Insight – What Happening Now

Experience, new technologies, and experimentation, have come together to re-launch the Pembina Cardium play.  The overlooked Cardium ‘A’ tight oil sand of the Cardium formation, has now become a target. The less congested ‘halo’ areas of the field, are being drilled with great success by multiple Operators. Current estimates show the Cardium play lasting for another 50 years, with as little as 17% of the total reserves currently depleted.  It is estimated that with current technologies, this may increase to 40% in the next five years.

With the current price of oil becoming unstable, a couple of things have become apparent.

You need to reduce your AFE costs.

Here are a few suggestions:

  • Automated Directional Drilling (Rotary Steerable)

  • Optimized Drill Bits

  • Collaborate with your Peers

The first two may sound expensive, or even trivial; but are not when you look at the big picture.
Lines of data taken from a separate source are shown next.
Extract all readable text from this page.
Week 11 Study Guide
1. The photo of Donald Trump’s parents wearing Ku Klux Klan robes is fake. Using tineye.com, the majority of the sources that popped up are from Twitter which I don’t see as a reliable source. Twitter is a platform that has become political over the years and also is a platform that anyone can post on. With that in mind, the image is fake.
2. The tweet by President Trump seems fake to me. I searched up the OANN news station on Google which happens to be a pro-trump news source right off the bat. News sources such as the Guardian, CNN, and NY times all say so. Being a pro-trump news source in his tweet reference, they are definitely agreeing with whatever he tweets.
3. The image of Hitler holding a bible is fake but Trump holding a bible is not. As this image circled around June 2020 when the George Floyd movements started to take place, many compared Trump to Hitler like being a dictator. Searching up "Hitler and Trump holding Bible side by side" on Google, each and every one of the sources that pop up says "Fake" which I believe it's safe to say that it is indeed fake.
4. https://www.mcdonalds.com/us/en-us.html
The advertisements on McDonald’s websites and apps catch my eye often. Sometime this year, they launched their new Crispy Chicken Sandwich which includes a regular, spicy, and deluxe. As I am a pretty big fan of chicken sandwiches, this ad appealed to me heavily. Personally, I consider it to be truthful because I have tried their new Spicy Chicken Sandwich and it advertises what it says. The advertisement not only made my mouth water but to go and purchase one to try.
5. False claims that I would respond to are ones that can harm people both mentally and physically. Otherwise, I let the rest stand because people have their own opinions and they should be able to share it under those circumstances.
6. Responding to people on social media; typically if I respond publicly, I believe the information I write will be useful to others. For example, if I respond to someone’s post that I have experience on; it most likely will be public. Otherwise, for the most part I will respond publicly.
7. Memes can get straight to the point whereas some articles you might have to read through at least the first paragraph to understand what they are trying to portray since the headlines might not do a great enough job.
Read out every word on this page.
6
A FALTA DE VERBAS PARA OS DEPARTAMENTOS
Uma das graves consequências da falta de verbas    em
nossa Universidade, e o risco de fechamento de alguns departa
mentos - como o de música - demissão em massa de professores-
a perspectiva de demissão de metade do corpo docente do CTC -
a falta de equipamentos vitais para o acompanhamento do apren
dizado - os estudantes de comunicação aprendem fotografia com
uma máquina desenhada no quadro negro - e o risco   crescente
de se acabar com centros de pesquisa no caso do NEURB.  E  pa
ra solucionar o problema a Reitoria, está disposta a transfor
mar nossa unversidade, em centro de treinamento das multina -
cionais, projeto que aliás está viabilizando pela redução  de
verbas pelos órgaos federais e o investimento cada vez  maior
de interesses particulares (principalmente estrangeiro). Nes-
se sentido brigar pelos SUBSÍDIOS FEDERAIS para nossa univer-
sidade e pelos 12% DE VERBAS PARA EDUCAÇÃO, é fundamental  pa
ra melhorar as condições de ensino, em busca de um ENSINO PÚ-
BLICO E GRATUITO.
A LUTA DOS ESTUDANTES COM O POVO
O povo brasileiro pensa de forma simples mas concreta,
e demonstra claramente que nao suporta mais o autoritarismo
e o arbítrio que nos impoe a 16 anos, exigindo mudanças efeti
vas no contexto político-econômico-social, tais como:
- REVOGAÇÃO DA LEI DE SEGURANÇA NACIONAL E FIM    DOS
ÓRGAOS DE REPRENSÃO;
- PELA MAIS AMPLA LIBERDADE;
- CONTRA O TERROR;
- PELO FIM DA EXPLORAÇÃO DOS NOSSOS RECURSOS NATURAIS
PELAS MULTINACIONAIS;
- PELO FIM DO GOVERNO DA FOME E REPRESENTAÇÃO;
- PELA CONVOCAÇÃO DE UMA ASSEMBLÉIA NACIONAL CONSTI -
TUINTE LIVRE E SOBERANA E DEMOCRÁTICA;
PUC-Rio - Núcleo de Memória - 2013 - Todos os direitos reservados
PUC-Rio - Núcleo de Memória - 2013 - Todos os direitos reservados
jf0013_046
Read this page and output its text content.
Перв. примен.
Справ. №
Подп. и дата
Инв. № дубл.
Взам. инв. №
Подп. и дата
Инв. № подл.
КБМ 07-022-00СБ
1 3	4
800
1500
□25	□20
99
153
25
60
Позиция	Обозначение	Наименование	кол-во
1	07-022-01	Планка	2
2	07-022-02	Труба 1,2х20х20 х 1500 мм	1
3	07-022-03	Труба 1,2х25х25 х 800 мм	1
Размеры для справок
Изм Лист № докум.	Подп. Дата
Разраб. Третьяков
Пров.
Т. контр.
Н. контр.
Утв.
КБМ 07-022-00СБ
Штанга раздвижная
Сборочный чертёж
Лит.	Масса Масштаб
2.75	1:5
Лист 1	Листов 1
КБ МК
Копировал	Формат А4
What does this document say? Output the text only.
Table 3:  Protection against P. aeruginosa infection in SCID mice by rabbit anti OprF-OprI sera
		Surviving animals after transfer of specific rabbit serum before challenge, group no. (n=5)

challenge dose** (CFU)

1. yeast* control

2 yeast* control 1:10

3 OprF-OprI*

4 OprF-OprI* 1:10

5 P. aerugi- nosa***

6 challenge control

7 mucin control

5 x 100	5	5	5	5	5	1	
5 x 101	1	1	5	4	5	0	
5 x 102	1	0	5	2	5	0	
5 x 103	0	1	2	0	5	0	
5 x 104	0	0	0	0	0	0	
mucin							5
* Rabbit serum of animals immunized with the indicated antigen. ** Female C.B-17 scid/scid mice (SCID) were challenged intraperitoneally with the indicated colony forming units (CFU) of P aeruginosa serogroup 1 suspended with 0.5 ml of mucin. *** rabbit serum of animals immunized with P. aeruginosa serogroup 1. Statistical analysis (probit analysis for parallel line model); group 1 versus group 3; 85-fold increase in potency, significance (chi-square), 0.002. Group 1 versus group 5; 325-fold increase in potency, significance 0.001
Rotary Steerable drilling systems (RSS), coupled with an Optimized drill bit for that particular system, will pay for themselves by increasing ROP’s (rate of penetration), thus reducing drilling hours and costs. RSS drilling systems will produce a smoother hole, with little to no doglegs or troughs. Smoother holes aid in the placement of multi-stage hydraulic fracturing equipment.

Collaborate with your peers, regarding best drilling practices. What RSS drilling system and bits are they using? What Mud System are they using, and are they adding anything to their mud system that has increased ROP, or enabled a longer leg? Have they been using any special handling equipment on the rig that has reduced time? Have they got different strategies regarding drilling of these wells, which has reduced time or added efficiencies?

Secondly, Increase Production?

Longer Horizontal Legs

  • Multi Legs

  • Increased Frac Stages

  • Careful Selection of Proppant Fluids

  • Open Hole Logs

  • Microseismic

  • Decreased Well Spacing

Now, let us look at the production; which typically varies from well to well. There are a lot of variables to evaluate when drilling these wells, however, some stand out as being more economical to evaluate and understand than others.

Longer horizontal legs have been achieved by the use of Mechanical devices such as the Agitator or Exciter tools. A less expensive option is the use friction reducing glass beads, which are recovered after the drilling operation. Once the rig is set-up and drilling, why not spend the extra time required to drill these longer full target lateral legs, if you stay within your land. While you are at it, why not drill a second leg? The cost may rise by 25-35%, but is still more economical than two separate wells. Second to these, is to increase the number of frac stages for completion of the well. Numerous papers have highlighted the increased production rates where frac stage spacing’s have been shortened. No one to date has reported frac interference, due to a shorter spacing. What has been reported, is an increase in Productivity proportional to the number of fracs placed.

The Hydraulic Fracturing proppant utilized, and the oil production observed, was the old decision making process. Today, Microseismic has scientifically answered a lot of these questions. One Operator reports that Slickwater fracs are the answer, while another reports that by the use of Microseismic, they see why a Foamed Water frac was superior.

The use of Open Hole Logs plus Microseismic , will allow the Operator to see at what depths the frac got away, and what to look for in future Well Logs. A combination of Logs and Core data, can be used for Petrophysical Analysis in this Unconventional reservoir. Combinations of Log, Core and Seismic datasets will answer a lot of questions, and yield a better understanding going forward.

Last but not least, is the decrease in well spacing. As of October 6-2011, the well density controls for lower quality reservoirs has been amended by the ERCB (Energy Resources Conservation Board), which applies to the current Cardium play. This has been a long time coming, and slow to be adopted. Utilizing decreased spacing, opens another door to increased production from your land.

The Cardium has colossal hydrocarbon storage capacity, which has allowed, and will allow, economic development in the years to come, due to the advancements in oilfield technology.